Bis zum Sonntagnachmittag hatten 40 Potsdamer 927 Vögel gezählt. Insgesamt 57 Arten waren dabei registriert worden, Spitzenreiter waren Haussperling, Amsel und Kohlmeise. Bundesweit beteiligten sich über 17 000 Menschen an der Aktion, bei der über 456 000 Vögel gezählt wurden. "Im Vorfeld war viel spekuliert worden, ob das Usutu-Virus die Amseln weiter dezimiert oder ob der lange Winter Kleinvögeln wie dem Zaunkönig geschadet hat", heißt es in einer vorläufigen Auswertung des NABU. Doch die Befürchtungen hätten sich nicht bestätigt, die Amselbestände seien stabil geblieben, der Zaunkönig habe sogar etwas zugelegt. Der Kernbeißer trat sogar siebenmal so oft auf wie 2012 - zusammen mit anderen Zugvögeln hat er seinen Winterurlaub laut NABU bis in den Mai verlängert. In Potsdam wurden im Vergleich zum Vorjahr rund 30 Prozent mehr Amseln gesichtet, insgesamt ist die Landeshauptstadt für Vögel ein relativ guter Lebensraum: "Die Stadt hat viele Vorteile, zum Beispiel das warme Mikroklima im Winter und viele Fressmöglichkeiten", sagt Miethke. Doch der Vogelkundler berichtet auch von negativen Tendenzen in den letzten Jahren: "Die Situation der Rauchschwalben ist ein Drama - die haben einfach keine Stellen zum Brüten." Eine Exkursionsteilnehmerin berichtet sogar, dass eine Schwalbe einmal ihr Schlafzimmer erkundet hatte und ein Nest auf der Gardinenstange bauen wollte: "Das ging natürlich nicht, also haben wir das Fenster längere Zeit geschlossen." Auch den Dohlen, die gerne in alten Schornsteinen nisten, fehlt es an Lebensräumen. Nach Miethkes Schätzung gibt es nur noch zwei Brutpaare in Potsdam: "Wir haben es verschlafen, rechtzeitig für Nistkästen zu sorgen."

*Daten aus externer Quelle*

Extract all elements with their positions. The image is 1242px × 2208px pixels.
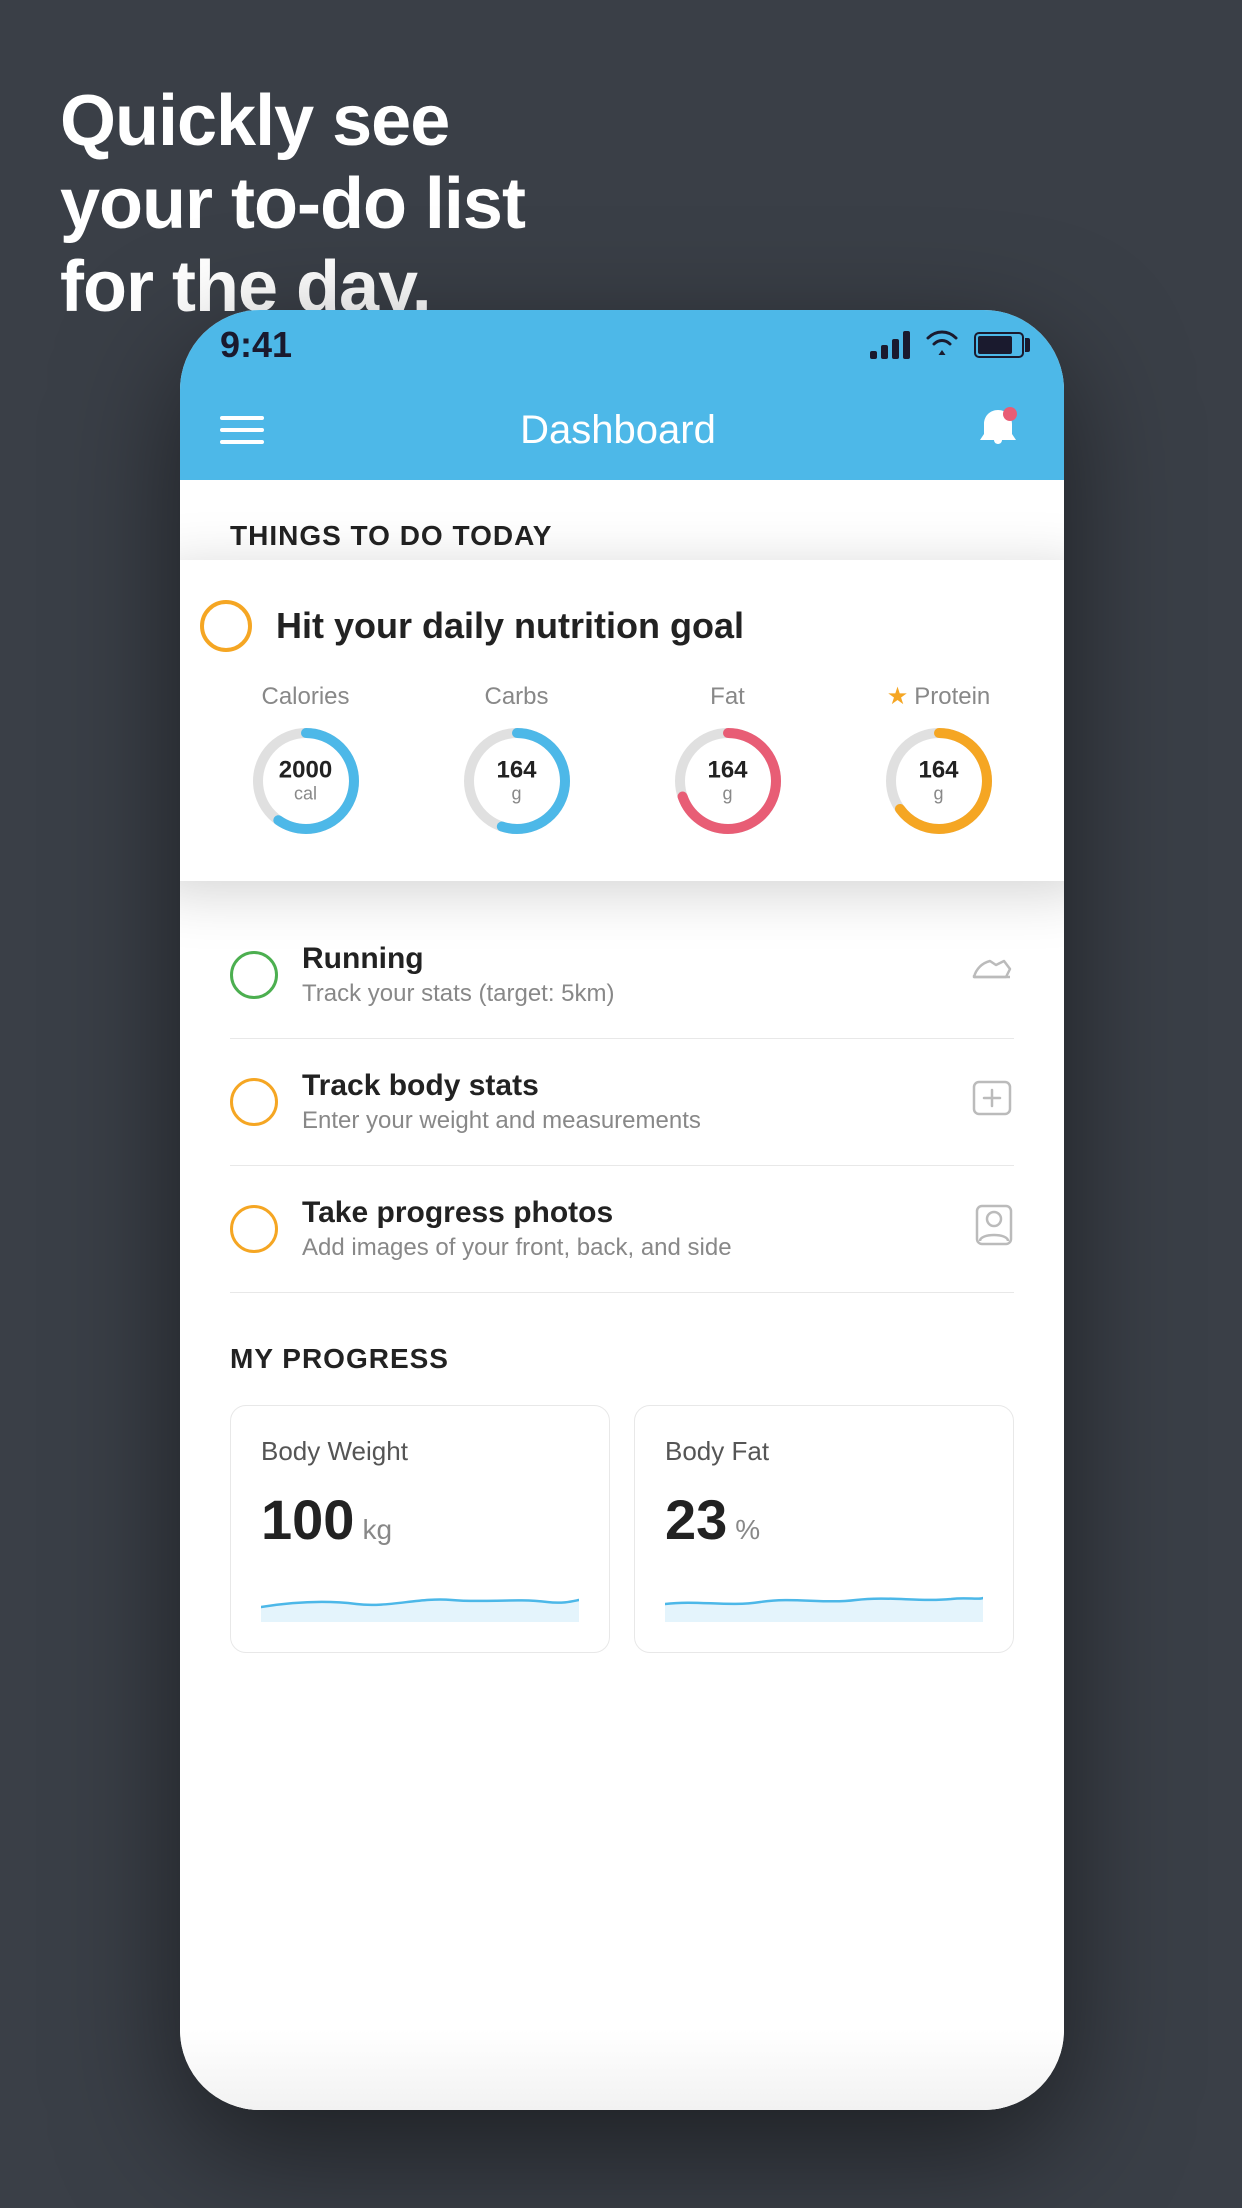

Erfreulich sei hingegen, dass sich in den letzten Jahren immer mehr Greifvögel wie Fischadler sogar im Stadtgebiet ansiedeln: "Die haben ihre Scheu verloren, weil sie nicht mehr bejagt werden", erklärt Miethke. Auch für Mittelspechte ist die Landeshauptstadt ein bevorzugter Lebensraum: "Potsdam ist genau wie Frankfurt eine der wenigen ‚Inseln' in Brandenburg, wo Mittelspechte auftreten." Deren Name, so Miethke, komme schlicht daher, dass ihre Größe zwischen Buntspecht und Kleinspecht liege. "Mittelspechte klopfen sehr leise, Kleinspechte hingegen machen viel Krach, fast wie ein MG."
Miethke ist schon seit frühester Kindheit von Vögeln fasziniert. Besonders Dohlen haben es ihm angetan, aber eigentlich habe er keinen wirklichen Lieblingsvogel, so Miethke: "Ich freue mich über jeden Vogel, den ich sehe."